Consider all length-13 strings of all uppercase letters. Letters may be repeated.

Answer 1

a. Your answer is correct, 26 choices for each of 13 positions, so $\boxed{26^{13}}$ total possible strings.

b. You have the right idea, but your method only counts one type of permutation, like

C H A R I T Y _ _ _ _ _ _

but doesn't account for other arrangements like

_ _ _ C H A R I T Y _ _ _

or

_ _ _ _ _ C H A R I T Y _

Treating CHARITY as one letter, we're then considering strings of length 7 (6 open slots plus this string), which we can arrange in 7! different ways. So the total number of such strings is $\boxed{7!26^6}$.

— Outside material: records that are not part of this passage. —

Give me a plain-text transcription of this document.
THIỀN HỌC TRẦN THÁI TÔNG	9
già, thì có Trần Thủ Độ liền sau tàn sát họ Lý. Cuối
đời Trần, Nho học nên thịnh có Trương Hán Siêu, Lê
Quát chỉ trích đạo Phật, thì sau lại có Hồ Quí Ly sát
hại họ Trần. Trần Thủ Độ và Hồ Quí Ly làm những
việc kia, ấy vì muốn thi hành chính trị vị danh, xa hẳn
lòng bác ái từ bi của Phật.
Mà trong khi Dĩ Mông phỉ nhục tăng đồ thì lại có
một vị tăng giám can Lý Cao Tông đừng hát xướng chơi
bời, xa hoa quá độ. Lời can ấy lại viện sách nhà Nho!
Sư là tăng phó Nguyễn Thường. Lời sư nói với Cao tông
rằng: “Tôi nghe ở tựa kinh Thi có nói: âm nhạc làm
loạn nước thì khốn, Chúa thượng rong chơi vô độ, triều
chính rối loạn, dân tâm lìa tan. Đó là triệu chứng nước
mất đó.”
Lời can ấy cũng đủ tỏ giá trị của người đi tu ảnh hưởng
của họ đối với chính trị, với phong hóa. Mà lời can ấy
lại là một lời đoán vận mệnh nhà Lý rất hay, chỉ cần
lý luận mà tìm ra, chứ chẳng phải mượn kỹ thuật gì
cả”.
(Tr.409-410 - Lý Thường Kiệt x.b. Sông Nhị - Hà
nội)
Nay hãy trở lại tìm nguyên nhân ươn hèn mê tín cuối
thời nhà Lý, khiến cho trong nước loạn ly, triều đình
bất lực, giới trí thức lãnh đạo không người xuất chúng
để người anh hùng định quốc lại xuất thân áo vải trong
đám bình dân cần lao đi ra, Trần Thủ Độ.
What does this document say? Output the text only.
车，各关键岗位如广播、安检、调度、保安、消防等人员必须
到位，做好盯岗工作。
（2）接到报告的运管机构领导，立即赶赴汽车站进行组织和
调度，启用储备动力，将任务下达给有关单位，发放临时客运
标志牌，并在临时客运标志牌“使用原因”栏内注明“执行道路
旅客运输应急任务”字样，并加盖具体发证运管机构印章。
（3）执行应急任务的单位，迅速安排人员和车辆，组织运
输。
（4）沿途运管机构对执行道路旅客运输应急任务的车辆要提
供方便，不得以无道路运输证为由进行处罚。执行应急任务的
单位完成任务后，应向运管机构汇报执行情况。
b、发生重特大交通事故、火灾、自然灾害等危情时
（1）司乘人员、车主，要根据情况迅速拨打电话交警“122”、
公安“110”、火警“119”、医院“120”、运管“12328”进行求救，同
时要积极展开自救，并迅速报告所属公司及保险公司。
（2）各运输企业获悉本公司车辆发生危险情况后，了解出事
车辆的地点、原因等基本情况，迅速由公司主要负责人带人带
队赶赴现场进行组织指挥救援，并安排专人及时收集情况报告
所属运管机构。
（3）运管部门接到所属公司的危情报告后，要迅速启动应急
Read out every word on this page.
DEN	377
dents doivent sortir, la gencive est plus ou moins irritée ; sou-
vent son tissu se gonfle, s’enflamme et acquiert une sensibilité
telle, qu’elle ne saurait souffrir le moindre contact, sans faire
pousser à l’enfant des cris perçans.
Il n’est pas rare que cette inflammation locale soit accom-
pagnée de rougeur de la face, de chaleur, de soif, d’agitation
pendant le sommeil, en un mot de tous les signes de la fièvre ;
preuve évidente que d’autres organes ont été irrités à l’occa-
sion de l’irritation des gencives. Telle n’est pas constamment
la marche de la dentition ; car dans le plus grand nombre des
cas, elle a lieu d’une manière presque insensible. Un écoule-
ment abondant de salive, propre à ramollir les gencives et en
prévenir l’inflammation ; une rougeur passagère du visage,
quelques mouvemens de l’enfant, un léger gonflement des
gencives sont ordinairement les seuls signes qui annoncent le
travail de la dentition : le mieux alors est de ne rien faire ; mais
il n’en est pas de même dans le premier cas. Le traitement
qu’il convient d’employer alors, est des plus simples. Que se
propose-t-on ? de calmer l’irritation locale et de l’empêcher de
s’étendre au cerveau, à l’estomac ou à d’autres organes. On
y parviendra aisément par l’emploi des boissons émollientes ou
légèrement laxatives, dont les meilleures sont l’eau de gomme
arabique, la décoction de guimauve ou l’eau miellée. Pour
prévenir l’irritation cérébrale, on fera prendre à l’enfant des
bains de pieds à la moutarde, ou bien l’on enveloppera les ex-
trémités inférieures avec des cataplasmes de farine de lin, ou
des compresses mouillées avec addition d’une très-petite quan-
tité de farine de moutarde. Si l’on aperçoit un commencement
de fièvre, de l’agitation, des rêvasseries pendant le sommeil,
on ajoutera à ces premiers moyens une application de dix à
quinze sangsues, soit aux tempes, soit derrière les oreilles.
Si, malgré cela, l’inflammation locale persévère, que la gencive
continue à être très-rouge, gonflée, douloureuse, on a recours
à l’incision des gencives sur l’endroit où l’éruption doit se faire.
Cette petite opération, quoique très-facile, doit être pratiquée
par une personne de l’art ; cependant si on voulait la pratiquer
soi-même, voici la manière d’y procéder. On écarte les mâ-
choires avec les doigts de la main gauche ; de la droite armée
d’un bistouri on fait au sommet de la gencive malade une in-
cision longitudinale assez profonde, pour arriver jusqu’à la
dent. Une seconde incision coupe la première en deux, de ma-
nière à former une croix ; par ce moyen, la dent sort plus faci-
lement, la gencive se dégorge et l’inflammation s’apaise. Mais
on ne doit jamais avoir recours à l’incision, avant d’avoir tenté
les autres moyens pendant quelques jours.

c. This one is a bit more involved. I would go about it by counting the number of strings containing CHARITY but not HORSES, HORSES but not CHARITY, and both CHARITY and HORSES.

• CHARITY but not HORSES

As we know from part (a), there are $7!26^6$ strings containing CHARITY, but the string HORSES can be found whenever there are 6 open slots to either side of CHARITY, i.e. in strings of either form

C H A R I T Y _ _ _ _ _ _

or

_ _ _ _ _ _ C H A R I T Y

Then there are 2 strings that we want to remove from the count, giving $7!26^6-2$ such strings.

• HORSES but not CHARITY

Reasoning as we did in part (b) suggests that there are $8!26^7$ possible strings containing HORSES, and reasoning as we did in the previous case suggests only 2 of these contain CHARITY, giving a total of $8!26^7-2$ such strings.

• CHARITY and HORSES

There are 2 such strings,

C H A R I T Y H O R S E S

H O R S E S C H A R I T Y

Then by the inclusion-exclusion principle, the number of strings containing either CHARITY or HORSES is $(7!26^6-2)+(8!26^7-2)-2=7!26^6209-6$.

Finally, the number of strings containing neither CHARITY nor HORSES is complementary to the number of strings containing either of them, so the total is $26^{13}-(7!26^6209-6)=\boxed{26^{13}-7!26^6209+6}$.